Fort de ces premiers éléments, nous avons également jeté les bases d’une réponse complète à un appel d’offres européen en cours de préparation. Il s’agit pour les partenaires d’Aviesan :

  • de mobiliser toutes les forces françaises de recherche travaillant sur le domaine, mais aussi d’intégrer nos partenaires européens et latino-américains dans une démarche commune ;
  • de déployer rapidement des recherches innovantes, en particulier sur
    • Zika et le système nerveux,
    • la modélisation du virus et sa conformation dans l’espace,
    • les moyens de contrôle des vecteurs,
    • la dimension socio-économique de la propagation de l’épidémie ;
  • d’inclure des partenaires qui ont déjà travaillé sur fonds européens à des situations similaires, liées à la dengue ou à des infections émergentes.

Notre mobilisation inclura aussi la recherche vaccinale :

  • dans le cadre d’un partenariat académique avec le NIH et le VRC pour la réalisation d’essais phase 1 et 2 de vaccin ADN aux USA, France et aux Antilles ;
  • en partenariat avec les industriels, qui sont associés de manière permanente à la stratégie de l’Alliance Aviesan.
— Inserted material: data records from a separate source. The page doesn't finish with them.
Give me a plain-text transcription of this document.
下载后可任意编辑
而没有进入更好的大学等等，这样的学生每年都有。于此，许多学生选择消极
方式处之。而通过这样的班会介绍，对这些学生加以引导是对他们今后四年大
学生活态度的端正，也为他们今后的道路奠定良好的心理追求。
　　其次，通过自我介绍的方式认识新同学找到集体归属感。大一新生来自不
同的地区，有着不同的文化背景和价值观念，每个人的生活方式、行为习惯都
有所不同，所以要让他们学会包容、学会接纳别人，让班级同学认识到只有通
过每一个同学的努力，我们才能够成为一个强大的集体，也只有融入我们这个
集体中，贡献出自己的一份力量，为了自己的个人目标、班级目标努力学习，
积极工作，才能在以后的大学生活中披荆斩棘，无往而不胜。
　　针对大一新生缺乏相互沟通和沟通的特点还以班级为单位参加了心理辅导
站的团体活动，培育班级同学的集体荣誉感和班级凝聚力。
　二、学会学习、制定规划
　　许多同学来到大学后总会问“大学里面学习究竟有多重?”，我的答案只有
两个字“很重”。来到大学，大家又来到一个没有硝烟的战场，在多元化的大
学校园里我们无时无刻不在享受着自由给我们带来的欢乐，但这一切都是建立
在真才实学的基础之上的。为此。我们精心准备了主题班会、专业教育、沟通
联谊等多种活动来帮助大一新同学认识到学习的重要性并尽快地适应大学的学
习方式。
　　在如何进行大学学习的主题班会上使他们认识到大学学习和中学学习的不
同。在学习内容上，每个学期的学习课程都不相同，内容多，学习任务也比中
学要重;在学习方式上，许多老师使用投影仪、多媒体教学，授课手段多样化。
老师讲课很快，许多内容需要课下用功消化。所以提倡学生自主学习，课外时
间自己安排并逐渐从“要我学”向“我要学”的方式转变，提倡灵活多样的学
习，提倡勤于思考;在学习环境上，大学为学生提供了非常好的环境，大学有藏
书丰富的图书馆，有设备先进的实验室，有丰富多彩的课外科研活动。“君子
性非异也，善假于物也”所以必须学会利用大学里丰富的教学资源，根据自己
Nous avons démarré un projet de collaboration avec Sanofi Pasteur pour lancer rapidement de premiers essais précliniques sur une stratégie vaccinale face à Zika, sur la base notamment de l’expérience accumulée sur le vaccin contre la dengue ayant reçu en 2015 ses premières autorisations de commercialisation en Amérique latine.

Ces deux journées, organisées en 6 sessions, vont permettre de fructueux échanges pour confronter nos connaissances et nos stratégies sur le virus Zika. Au nom d’Aviesan, je remercie tous les chercheurs de leur présence et de leurs contributions. A tous, je vous souhaite un excellent travail."